Mr. Speaker, during the member's speech, he alluded to code talking. It is important to remind this House that when the U.S. needed indigenous languages, we spared no resources in ensuring that they were used. Indeed, they were used as unbreakable code, unbreakable to the Japanese and the Germans, when Canada and the U.S. needed them most. Therefore, I find it a bitter irony when I try to grasp the objections of the Conservatives. They say that their argument does not turn so much on rights or reconciliation but more on resources and money. I still question their motives, but I believe them at face value.
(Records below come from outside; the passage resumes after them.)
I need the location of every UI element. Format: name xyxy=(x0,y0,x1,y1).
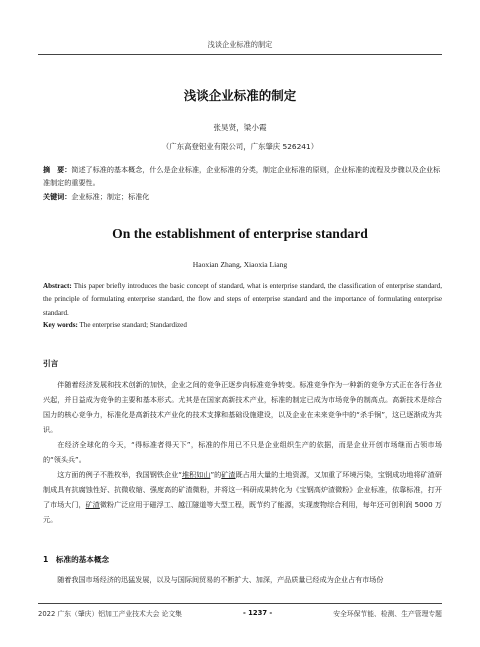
authors-english: Haoxian Zhang, Xiaoxia Liang xyxy=(192,260,288,269)
section-1-paragraph-1: 随着我国市场经济的迅猛发展，以及与国际间贸易的不断扩大、加深，产品质量已经成为企业占有市场份 xyxy=(57,575,384,584)
introduction-paragraph-3 xyxy=(43,467,442,527)
running-head: 浅谈企业标准的制定 xyxy=(38,40,442,55)
keywords-english xyxy=(43,321,442,329)
introduction-paragraph-1: 伴随着经济发展和技术创新的加快，企业之间的竞争正逐步向标准竞争转变。标准竞争作为一种新的竞争方式正在各行各业兴起，并日益成为竞争的主要和基本形式。尤其是在国家高新技术产业，标准的制定已成为市场竞争的制高点。高新技术是综合国力的核心竞争力，标准化是高新技术产业化的技术支撑和基础设施建设，以及企业在未来竞争中的“杀手锏”，这已逐渐成为共识。 xyxy=(43,380,442,434)
section-heading-1: 1 标准的基本概念 xyxy=(43,555,110,564)
authors-chinese: 张昊贤，梁小霞 xyxy=(213,123,267,132)
para3-underlined-1: 堆积如山 xyxy=(181,470,211,479)
keywords-chinese-label: 关键词： xyxy=(43,192,72,201)
para3-underlined-2: 矿渣 xyxy=(221,470,236,479)
abstract-english-text: This paper briefly introduces the basic concept of standard, what is enterprise standard, the classification of enterprise standard, the principle of formulating enterprise standard, the flow and steps of enterprise standard and the importance of formulating enterprise standard. xyxy=(43,282,442,317)
keywords-english-label: Key words: xyxy=(43,321,78,329)
section-1-body xyxy=(43,572,442,587)
keywords-english-text: The enterprise standard; Standardized xyxy=(79,321,187,329)
keywords-chinese-text: 企业标准；制定；标准化 xyxy=(71,192,150,201)
introduction-body xyxy=(43,377,442,527)
abstract-chinese-text: 简述了标准的基本概念，什么是企业标准，企业标准的分类，制定企业标准的原则，企业标准的流程及步骤以及企业标准制定的重要性。 xyxy=(43,165,441,187)
abstract-english-label: Abstract: xyxy=(43,282,72,290)
para3-text-c: 既占用大量的土地资源，又加重了环境污染，宝钢成功地将矿渣研制成具有抗腐蚀性好、抗微收缩、强度高的矿渣微粉，并将这一科研成果转化为《宝钢高炉渣微粉》企业标准，依靠标准，打开了市场大门， xyxy=(43,470,442,509)
affiliation-chinese: （广东高登铝业有限公司，广东肇庆 526241） xyxy=(161,142,319,151)
paper-title-chinese: 浅谈企业标准的制定 xyxy=(183,88,297,103)
para3-underlined-3: 矿渣 xyxy=(85,500,100,509)
footer-conference: 2022 广东（肇庆）铝加工产业技术大会 论文集 xyxy=(38,610,182,618)
para3-text-b: ”的 xyxy=(210,470,222,479)
para3-text-d: 微粉广泛应用于磁浮工、越江隧道等大型工程，既节约了能源，实现废物综合利用，每年还可创利润 5000 万元。 xyxy=(43,500,443,524)
introduction-paragraph-2: 在经济全球化的今天，“得标准者得天下”，标准的作用已不只是企业组织生产的依据，而是企业开创市场继而占领市场的“领头兵”。 xyxy=(43,440,442,464)
page-number: - 1237 - xyxy=(242,609,273,617)
abstract-chinese xyxy=(43,163,442,189)
keywords-chinese xyxy=(43,192,442,202)
footer-topic: 安全环保节能、检测、生产管理专题 xyxy=(333,610,442,618)
abstract-chinese-label: 摘 要： xyxy=(43,165,72,174)
para3-text-a: 这方面的例子不胜枚举，我国钢铁企业“ xyxy=(57,470,182,479)
abstract-english xyxy=(43,280,442,320)
page-footer xyxy=(38,603,442,618)
section-heading-introduction: 引言 xyxy=(43,359,59,368)
paper-title-english: On the establishment of enterprise standard xyxy=(112,226,368,241)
It is a bitter irony that these languages, which are fragile 73 years later, are threatened with extinction, in some cases, because of omission and the direct action of governments and government-related institutions. It would be a bitter irony that, in part, their being wiped out would be contributed to simply because resources were an issue.
These are fragile languages. If we take the example of the number of friends I have who speak Mohawk or Kanyen'kehà:ka, there are about 100 of them. That is the equivalent of 10 million English speakers. In 2019, we mark the International Year of Indigenous Languages at the UN. If the Conservatives do not believe in rights and reconciliation, surely they believe in respect, surely they believe in effort and surely they believe in lifting languages to the state where they need to be in this era.
On that note, I would like to ask the member opposite if he could talk about the minimal effort this report is requiring to lift these languages to the state we need to lift them, as the member opposite said, to recognize ourselves as the country we portray abroad.